Paul Vacca

L’invention du “flopbuster” avec l’arrivée de Netflix

Paul Vacca Romancier, essayiste et consultant

Ce sont les dignes héritiers de tous ces films “direct to video” qui atterrissaient directement au purgatoire des vidéoclubs sans passer par le paradis – ou l’enfer – de la salle.

Auparavant, les choses étaient simples. Au cinéma, il y avait les blockbusters et les flops. On pouvait citer des blockbusters même si on ne les avait pas vus, comme on était incapable de citer des flops si furtifs que l’on n’avait pas eu le temps de les voir passer. C’était ou l’un ou l’autre. Avec quelques films qui se situaient entre les deux, à savoir les demi-succès ou les demi-échecs et qui, de fait, n’étaient ni l’un ni l’autre.

Aujourd’hui, avec Netflix, les choses deviennent un brin plus compliquées. Avec le nouvel espace ouvert par les plateformes SVOD, la nouvelle géométrie du succès – et de l’échec – est non euclidienne. Aujourd’hui, c’est un fait, un film peut tout à la fois être un blockbuster ET un flop. Ce que nous appellerons un “flopbuster”.

Prenons “Red Notice”, film d’action survitaminé avec Dwayne Johnson, Ryan Reynolds et Gal Gadot, programme Netflix le plus regardé de tous les temps. Sorti sur la plateforme le 12 novembre dernier, avec ses 277,9 millions d’heures de visionnage (la nouvelle métrique de Netflix) sur 93 territoires, c’est l’équivalent d’ Avengers: Endgame sur la même période (le deuxième succès au cinéma de tous les temps après Avatar). Or, à ce stade, il y a tout autant de chances que vous l’ayez vu (je confesse l’avoir fait avec un certain plaisir) que vous n’en ayez jamais entendu parler (c’est ce qui se passe quand j’en parle autour de moi ). Voire les deux (que vous l’ayez vu mais ne vous en souvenez plus).
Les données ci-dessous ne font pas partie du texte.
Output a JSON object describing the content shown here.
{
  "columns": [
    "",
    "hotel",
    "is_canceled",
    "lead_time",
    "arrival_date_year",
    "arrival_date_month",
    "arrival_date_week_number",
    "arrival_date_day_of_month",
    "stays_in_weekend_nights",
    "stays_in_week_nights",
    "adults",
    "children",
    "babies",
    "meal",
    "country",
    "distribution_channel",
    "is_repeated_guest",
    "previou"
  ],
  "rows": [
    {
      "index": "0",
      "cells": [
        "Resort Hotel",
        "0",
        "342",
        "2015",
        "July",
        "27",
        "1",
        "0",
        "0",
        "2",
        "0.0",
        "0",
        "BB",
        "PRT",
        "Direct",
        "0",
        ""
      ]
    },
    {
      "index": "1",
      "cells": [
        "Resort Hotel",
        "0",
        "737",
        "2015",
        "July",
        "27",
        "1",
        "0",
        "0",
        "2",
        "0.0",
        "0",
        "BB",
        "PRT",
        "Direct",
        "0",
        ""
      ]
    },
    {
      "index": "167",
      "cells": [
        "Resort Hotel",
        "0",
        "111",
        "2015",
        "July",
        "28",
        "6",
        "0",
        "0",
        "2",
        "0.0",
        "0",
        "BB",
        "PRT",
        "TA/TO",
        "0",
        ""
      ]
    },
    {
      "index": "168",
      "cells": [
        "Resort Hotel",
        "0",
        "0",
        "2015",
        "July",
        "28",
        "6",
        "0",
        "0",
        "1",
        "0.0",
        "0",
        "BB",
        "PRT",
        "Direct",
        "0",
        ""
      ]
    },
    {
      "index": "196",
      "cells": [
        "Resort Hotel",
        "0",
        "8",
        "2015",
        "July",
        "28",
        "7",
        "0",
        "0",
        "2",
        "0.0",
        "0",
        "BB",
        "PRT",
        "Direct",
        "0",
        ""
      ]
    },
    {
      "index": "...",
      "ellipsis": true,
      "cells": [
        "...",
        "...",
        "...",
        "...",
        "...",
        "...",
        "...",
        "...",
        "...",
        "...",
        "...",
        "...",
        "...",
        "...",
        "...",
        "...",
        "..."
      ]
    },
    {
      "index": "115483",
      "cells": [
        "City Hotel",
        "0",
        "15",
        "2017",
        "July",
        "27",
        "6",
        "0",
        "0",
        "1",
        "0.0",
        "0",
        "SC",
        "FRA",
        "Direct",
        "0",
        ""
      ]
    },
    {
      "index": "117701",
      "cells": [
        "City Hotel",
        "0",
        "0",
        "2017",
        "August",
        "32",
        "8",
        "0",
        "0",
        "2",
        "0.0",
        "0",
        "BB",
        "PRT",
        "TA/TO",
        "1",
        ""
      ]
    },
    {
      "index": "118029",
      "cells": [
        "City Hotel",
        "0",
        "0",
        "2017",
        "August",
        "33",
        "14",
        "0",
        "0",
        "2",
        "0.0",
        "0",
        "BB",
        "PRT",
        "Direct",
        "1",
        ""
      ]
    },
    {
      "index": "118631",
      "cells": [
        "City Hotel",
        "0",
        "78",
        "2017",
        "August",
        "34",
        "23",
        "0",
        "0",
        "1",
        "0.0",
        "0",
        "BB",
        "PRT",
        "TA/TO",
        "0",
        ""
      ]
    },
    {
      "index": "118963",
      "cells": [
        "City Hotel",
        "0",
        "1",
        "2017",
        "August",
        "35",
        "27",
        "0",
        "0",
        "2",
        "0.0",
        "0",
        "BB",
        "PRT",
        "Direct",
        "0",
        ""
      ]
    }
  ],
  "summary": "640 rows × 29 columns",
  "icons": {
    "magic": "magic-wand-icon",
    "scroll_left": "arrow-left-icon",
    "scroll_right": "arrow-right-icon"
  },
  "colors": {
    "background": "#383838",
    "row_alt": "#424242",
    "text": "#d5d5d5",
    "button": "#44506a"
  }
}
Le producteur Ed Power, dans un article du Telegraph, note cette incongruité des temps: si Red Notice était sorti en 1985, avec Arnold Schwarzenegger, Danny DeVito et Michelle Pfeiffer, il aurait dominé l’été. On aurait été submergé par les affiches de Red Notice. Nos bambins auraient réclamé des paquets de céréales Red Notice. La chanson thème, signée Lionel Richie et Giorgio Moroder, nous auraient été serinée chaque semaine au top 50… Bref, même si on n’avait pas vu Red Notice, on l’aurait de toute façon vécu comme un moment culturel commun.

En revanche, en 2021, c’est presque comme si Red Notice n’avait jamais existé. Sans présence dans le monde extérieur, note Ed Power, le film se dresse devant nous comme un “blockbuster Schrödinger”: le “film événement” qui ne fait pas l’événement. A cet égard, les “flopbusters” sur les plateformes sont les dignes héritiers de tous ces films direct to video qui atterrissaient directement au purgatoire des vidéoclubs sans passer par le paradis – ou l’enfer – de la salle.

La force incommensurable de Netflix, c’est évidemment de pouvoir produire tout ce qu’il veut sans frottement, comme en apesanteur. Ce qui lui a permis de faire le plein d’abonnements avec le succès que l’on sait. C’est aussi son talon d’Achille. Même Squid Game, la série tsunami qui a trusté tous les médias de la planète, a été rattrapée par le destin liquide et héraclitéen du streaming: un mois après la vague, elle s’est retrouvée quasiment dans les limbes du non-événement.

Alors que, a contrario, la série Succession (produite par HBO), qui ne peut pas revendiquer de tels scores, est en train saison après saison de s’installer comme un événement. L’effet machine à café est alimenté au fil de la diffusion des épisodes. De quoi nourrir sa stickiness, à savoir l’adhérence et l’adhésion de son public dans le temps et en faire un “actif” et non plus une “commodité”. Atteindre cette alchimie sociale, conjurer le destin quantique de leurs “flopbusters”, est certainement le plus gros défi industriel qui attend les plateformes, une fois que les nouvelles sources d’abonnés se seront progressivement taries.